Fancy the chill and
gloom of the unheated, ill-lighted churches at that hour on winter
mornings. The "Salem Gazette" openly characterized Sunday-schools, when
first suggested, as profanations of the Sabbath, and for years they were
not allowed in many Congregational churches. When the Sabbath-schools
were universally established, and thus the attention and interest of the
children was gained during the noon interval (the time the schools were
usually held in country churches), and when each family sat in its own pew,
and thus the boys were separated, and each under his parents' guardianship,
the "wretched boys" of the Puritan Sabbath disappeared, and well-behaved,
quiet, orderly boys were seen instead in the New England churches.

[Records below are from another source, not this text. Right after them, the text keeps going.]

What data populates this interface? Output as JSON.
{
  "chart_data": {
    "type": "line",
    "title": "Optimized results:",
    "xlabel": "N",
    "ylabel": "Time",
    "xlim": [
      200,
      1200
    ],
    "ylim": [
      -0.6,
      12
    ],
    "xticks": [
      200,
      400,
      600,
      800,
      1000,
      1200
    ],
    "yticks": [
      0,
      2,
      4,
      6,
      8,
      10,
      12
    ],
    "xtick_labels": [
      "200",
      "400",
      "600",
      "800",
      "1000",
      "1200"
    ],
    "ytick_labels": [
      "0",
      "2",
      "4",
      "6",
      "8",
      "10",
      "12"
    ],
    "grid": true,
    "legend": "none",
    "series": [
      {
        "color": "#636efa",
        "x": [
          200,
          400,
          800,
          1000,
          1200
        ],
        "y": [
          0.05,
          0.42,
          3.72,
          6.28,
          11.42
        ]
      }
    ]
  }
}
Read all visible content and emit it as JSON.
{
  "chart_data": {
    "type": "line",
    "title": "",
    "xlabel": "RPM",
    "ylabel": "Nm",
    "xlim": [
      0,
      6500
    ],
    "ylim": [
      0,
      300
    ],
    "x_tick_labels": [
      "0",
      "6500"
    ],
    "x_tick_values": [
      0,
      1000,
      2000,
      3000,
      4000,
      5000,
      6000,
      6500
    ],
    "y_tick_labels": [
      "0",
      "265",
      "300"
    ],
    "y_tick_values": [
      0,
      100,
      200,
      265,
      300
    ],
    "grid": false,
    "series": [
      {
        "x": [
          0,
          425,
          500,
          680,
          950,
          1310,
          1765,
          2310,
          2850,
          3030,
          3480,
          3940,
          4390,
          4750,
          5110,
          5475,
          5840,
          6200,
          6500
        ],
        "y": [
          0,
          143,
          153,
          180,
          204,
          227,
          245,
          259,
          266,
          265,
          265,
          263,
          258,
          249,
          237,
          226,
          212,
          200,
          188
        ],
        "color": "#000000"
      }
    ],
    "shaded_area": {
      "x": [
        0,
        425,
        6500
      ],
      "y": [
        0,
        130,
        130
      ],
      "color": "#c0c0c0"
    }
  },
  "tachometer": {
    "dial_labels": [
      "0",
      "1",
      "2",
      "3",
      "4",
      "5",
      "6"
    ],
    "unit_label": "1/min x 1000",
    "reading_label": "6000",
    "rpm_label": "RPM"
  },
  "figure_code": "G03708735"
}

This fashion of sermon-reading at the nooning happily did not obtain in
all parts of New England. In many villages the meetings in the society
noon-houses were to the townspeople what a Sunday newspaper is to Sunday
readers now-a-days, an advertisement and exposition of all the news of the
past week, and also a suggestion of events to come. At noon they discussed
and wondered at the announcements and publishings which were tacked on
the door of the meeting-house or the notices that had been read from the
pulpit. The men talked in loud voices of the points of the sermon, of the
doctrines of predestination pedobaptism and antipedobaptism, of original
sin, and that most fascinating mystery, the unpardonable sin, and in lower
voices of wolf and bear killing, of the town-meeting, the taxes, the crops
and cattle; and they examined with keen interest one another's horses,
and many a sly bargain in horse-flesh or exchange of cows and pigs was
suggested, bargained over, and clinched in the "Sabba'-day house.